E sempre galeotta fu la complicità, anche se involontaria, di Livia per l'incontro della vita. Siamo negli anni del dopo guerra, nei giorni nei quali Livia si trova ricoverata in Ospedale, in una camera a pago, per operarsi di ernia. E di quei giorni la caduta di bicicletta di Rosanna, la figliola del Gennai mugnaio, casualmente incontrata a La Serra nei giorni precedenti. Caduta di bicicletta, per un taglio profondo ad un ginocchio, viene ricoverata per alcuni giorni, giusto nella camera a pago accanto a quella di Livia. Forse complici involontarie le amiche di Rosanna, sempre presenti a trovare l'amica ad ogni ora, sopratutto per crearsi l'occasione di incontrare Barnaghino. Vissuto finora all'ombra di Magnino, fratello maggiore, e forse anche oscurato dalla sua bellezza, ora si è fatto anche più bello di Magnino e di questo tante ragazze se ne sono accorte e si sono fatte improvvisamente amiche di Rosanna. Incontro che per Barnaghino e Rosanna rappresenta l'inizio di un rapporto destinato a durare.

E Barnaghino come oramai tutti lo conoscono, pare proprio figlio di Musolino per la voglia di darsi da fare, per la facilità con cui impara ogni mestiere nonostante i tempi difficili, mostrando predilezione per i lavori dei campi, senza disdegnare arti e mestieri come quando dal Bellandi impara facile a riparare le gomme per auto e moto.
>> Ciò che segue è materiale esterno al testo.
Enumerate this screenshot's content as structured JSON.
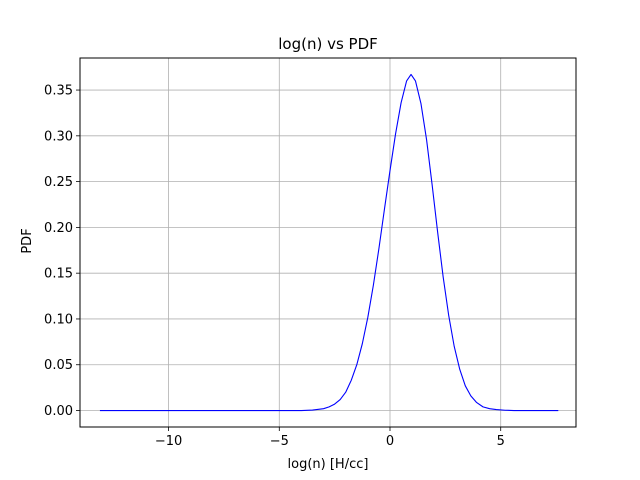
{
  "chart_data": {
    "type": "line",
    "title": "log(n) vs PDF",
    "xlabel": "log(n) [H/cc]",
    "ylabel": "PDF",
    "xlim": [
      -14.0,
      8.4
    ],
    "ylim": [
      -0.018,
      0.385
    ],
    "xticks": [
      -10,
      -5,
      0,
      5
    ],
    "xtick_labels": [
      "−10",
      "−5",
      "0",
      "5"
    ],
    "yticks": [
      0.0,
      0.05,
      0.1,
      0.15,
      0.2,
      0.25,
      0.3,
      0.35
    ],
    "ytick_labels": [
      "0.00",
      "0.05",
      "0.10",
      "0.15",
      "0.20",
      "0.25",
      "0.30",
      "0.35"
    ],
    "grid": true,
    "series": [
      {
        "color": "#0000ff",
        "x": [
          -13.1,
          -12.0,
          -11.0,
          -10.0,
          -9.0,
          -8.0,
          -7.0,
          -6.0,
          -5.0,
          -4.0,
          -3.5,
          -3.0,
          -2.75,
          -2.5,
          -2.25,
          -2.0,
          -1.75,
          -1.5,
          -1.25,
          -1.0,
          -0.75,
          -0.5,
          -0.25,
          0.0,
          0.25,
          0.5,
          0.75,
          0.95,
          1.15,
          1.4,
          1.65,
          1.9,
          2.15,
          2.4,
          2.65,
          2.9,
          3.15,
          3.4,
          3.65,
          3.9,
          4.2,
          4.5,
          4.8,
          5.2,
          5.6,
          6.0,
          6.5,
          7.0,
          7.6
        ],
        "y": [
          0.0,
          0.0,
          0.0,
          0.0,
          0.0,
          0.0,
          0.0,
          0.0,
          0.0,
          0.0,
          0.0005,
          0.002,
          0.004,
          0.007,
          0.012,
          0.02,
          0.033,
          0.05,
          0.073,
          0.102,
          0.137,
          0.177,
          0.22,
          0.262,
          0.302,
          0.336,
          0.36,
          0.367,
          0.36,
          0.335,
          0.296,
          0.247,
          0.195,
          0.146,
          0.104,
          0.07,
          0.045,
          0.027,
          0.016,
          0.009,
          0.004,
          0.002,
          0.001,
          0.0003,
          0.0,
          0.0,
          0.0,
          0.0,
          0.0
        ]
      }
    ]
  }
}
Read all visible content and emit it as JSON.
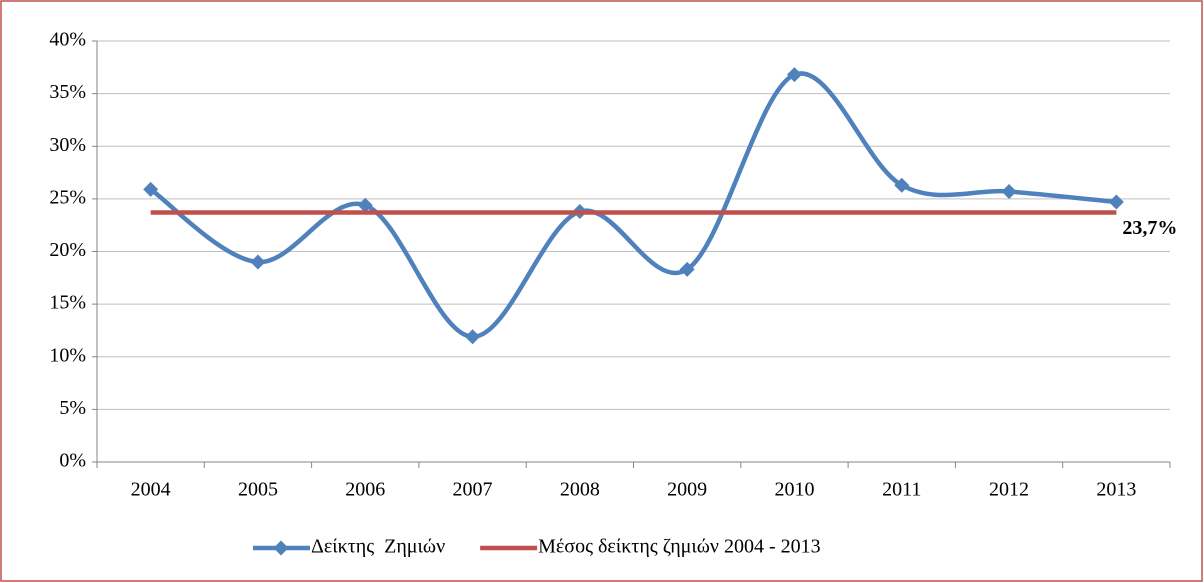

Da Ragazzino a lavorare nelle campagne de La Serra, e al passaggio del fronte, a fare lo scasso per la vigna alla Fattoria di Santa Chiara, pur di lavorare. Ma altro doveva essere il suo destino, anche se la passione per la terra non l'abbandonerà mai. Destino con dentro sempre lo zampino di Livia infermiera in Ospedale. Lei sempre disponibile ad aiutare, benvoluta e ricordata da tutti, come dalla mamma di Enzo Gozzini, la quale in uscita dall'Ospedale, quasi per sdebitarsi chiede... Dopo quello che hai fatto per me, cosa posso fare io per te? È così che il giovane Alberto entra dal figlio Enzo Gozzini, come ragazzo di bottega ad imparare il mestiere in quel periodo di guerra, dove tutti sembravano aver voglia di fare, nonostante il fronte vicino.

E fu così che in quegli anni nei quali gli uomini sono quasi tutti al fronte, Alberto impara il mestiere grazie agli insegnamenti di un certo De Micheli, trombaio di Firenze sfollato in quegli anni in San Miniato, che lo 'prende a ben volere' per la volontà e la capacita di apprendere, e per il quale ha da subito un salario, benché modesto. Mai saprà, neppure in vecchiaia, che quella paga settimanale era Livia che la passava a Enzo, perché fosse la paga di Barnaghino. Nonna Livia, quando me lo raccontava, si raccomandava - Non farne parola! Si arrabbierebbe anche ora che è vecchio... - credo che Barnaghino, zio Alberto per me, non ne abbia mai saputo nulla. Livia presente anche quando Alberto annuncia a Rosanna, lei figlia di mugnai che studia per diventare maestra e lui 'solo' operaio: - "Mi metto a breve per conto mio!" - Annuncio realizzato con l'aiuto di Livia che trova le prime 50 mila lire per mettersi in società con il Giunti e il Centi: la G.B.C... ma questa è un'altra storia, a strappare anche il consenso in casa Gennai.